Accidental Kiss (Accidental Hook-Up 2)
Somewhere I hit upon the idea of a loan shark. It went against my better judgment, but I did it. The debt was paid, but now I owed so much more money to them.
And their patience had run out.
The doctor came back into the room looking at my file. He was a short, chubby, jovial man that I’d been seeing ever since I came to San Diego a few years before. I liked him. He was a no nonsense type of guy who told it to you like it was. When he’d discovered the cancer he didn’t sugar coat it or water down what it was going to be like to fight it. It was going to be “hell on earth”. Those were his exact words. And he was right.
I decided then that I had to either fight or wait to die. I decided to fight.
I liked to think that he was part of the reason that I fought so hard. He didn’t let his patients feel like victims; he made sure they felt like fighters.
And fight I did.
“Libby, I have your results here,” Dr. Shay said.
“Ok, what are we looking at?” I asked optimistically.
“Well, it looks like you are still cancer free. I don’t see any markers for cancer at all. So, everything looks fantastic.”
I let out a sigh of relief and held my hands to my mouth. I was shaking inside. All of the nervous energy and stress I’d been holding onto slowly began to release from me. It was all going to be ok; I was fine.
When I slid into the driver’s seat of my car outside of the doctor’s office I waited a moment before I started the ignition. I was still shaking, still fragile, and still too emotional to drive. I was cancer free. I should have felt like I was on top of the world. Instead I felt like I’d been given a sentence of prolonged torture.
I now had to deal with the problems facing my life, now that I had been given my life back for sure. I knew I wasn’t going to die from illness.
Fifty grand. That was how much I owed the Scarlucci’s. I’d tried to make payments when I could, but all of my savings were tied up in the school, and there was not much left after business expenses and my own meager standard of living.
As I drove home, my mind began to wander. I turned on the radio and let it blast out the hits of the early millennium rock and roll. They were some of my favorite songs and many of them I hadn’t heard in years. It was all an easy distraction. There was so much in my head that screamed at me, I was sure my head would explode at any second. Getting lost in some familiar songs at least helped to numb this madness.
And it would have been a welcomed relief. Anything that would take away the pain and worry that was becoming my constant state of being. I just wanted to let it all go.

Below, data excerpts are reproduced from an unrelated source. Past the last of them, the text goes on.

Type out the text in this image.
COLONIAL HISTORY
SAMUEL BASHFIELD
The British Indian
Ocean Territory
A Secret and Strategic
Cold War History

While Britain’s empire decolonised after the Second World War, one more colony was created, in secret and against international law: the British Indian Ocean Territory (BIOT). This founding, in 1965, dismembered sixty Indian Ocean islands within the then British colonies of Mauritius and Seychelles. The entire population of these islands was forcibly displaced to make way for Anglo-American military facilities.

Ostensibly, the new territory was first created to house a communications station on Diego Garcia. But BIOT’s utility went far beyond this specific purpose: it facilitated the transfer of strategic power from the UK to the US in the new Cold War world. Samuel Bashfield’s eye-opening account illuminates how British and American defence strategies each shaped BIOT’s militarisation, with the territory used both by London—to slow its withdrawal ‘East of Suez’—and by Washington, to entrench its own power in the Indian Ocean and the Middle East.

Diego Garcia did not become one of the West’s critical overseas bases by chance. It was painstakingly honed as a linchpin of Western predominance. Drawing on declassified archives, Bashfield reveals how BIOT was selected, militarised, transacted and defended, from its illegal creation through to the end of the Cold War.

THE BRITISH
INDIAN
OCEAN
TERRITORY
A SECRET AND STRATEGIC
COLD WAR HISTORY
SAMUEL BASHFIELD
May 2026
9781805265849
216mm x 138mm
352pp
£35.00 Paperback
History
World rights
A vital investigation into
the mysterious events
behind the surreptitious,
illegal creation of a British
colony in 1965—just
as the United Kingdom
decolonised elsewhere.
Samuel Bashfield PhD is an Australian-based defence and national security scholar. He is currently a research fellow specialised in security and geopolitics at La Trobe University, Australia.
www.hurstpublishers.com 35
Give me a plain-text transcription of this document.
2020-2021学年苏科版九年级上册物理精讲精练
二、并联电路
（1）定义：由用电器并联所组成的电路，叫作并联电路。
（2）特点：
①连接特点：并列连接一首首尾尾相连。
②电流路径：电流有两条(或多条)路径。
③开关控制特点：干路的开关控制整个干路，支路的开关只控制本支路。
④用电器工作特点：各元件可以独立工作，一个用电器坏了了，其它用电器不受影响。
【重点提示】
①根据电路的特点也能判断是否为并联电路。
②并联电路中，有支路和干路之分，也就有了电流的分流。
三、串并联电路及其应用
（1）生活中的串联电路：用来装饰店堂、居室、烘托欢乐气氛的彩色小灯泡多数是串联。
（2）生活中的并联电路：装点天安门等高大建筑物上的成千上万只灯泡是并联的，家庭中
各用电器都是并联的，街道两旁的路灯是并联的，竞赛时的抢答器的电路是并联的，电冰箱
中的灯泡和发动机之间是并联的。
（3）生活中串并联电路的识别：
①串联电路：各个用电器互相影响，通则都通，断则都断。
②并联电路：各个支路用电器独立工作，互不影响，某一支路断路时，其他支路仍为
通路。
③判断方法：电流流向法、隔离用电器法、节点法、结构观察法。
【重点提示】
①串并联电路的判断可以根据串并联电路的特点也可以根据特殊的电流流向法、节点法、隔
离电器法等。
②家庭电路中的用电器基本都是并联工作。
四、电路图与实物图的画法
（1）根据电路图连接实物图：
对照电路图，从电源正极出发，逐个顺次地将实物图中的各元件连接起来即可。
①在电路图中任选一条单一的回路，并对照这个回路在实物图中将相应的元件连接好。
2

As I drove towards home a thought drifted into my head. The moment I grasped it as an actual concept I wanted to throw it away. It was the worst idea I could have come up with and I refused to do it. There was no way I’d ever be able to swallow my self-respect that far down.
But it was a real possibility, that could have made all of my problems go away.
Mason Savage…
No. I won’t do it.
The type of money Mason had, I was sure he could pay off my fifty grand debt and then let me pay him back when I could, and probably never even worry about it. He wouldn’t have even missed it and it was a fair assumption that he would have told me not to bother paying him back.
But that wasn’t me. I could never ask someone I only knew somewhat to just loan me money when I didn’t know I would ever be able to pay it back. (Yet, it was easier and somehow more acceptable to do this with a loan shark who was now going to kill me)
I was aware of the failed logic, but still it was different somehow.
Why couldn’t I just ask him? I could explain everything and see what he said.
Wow, this was something I was actually considering? No. I would never do that.
I’d learned my lesson with the loan sharks. At least that was their business and I didn’t have to respect them. I wasn’t going to ask someone for a handout as a friend.
Were we friends? Mason and I? No… we were barely acquaintances. But what if we were something else…?
“Girl, get a grip,” I said out loud. My mind was coming up with the worst possible solutions and scenarios to my problems. I would find another way.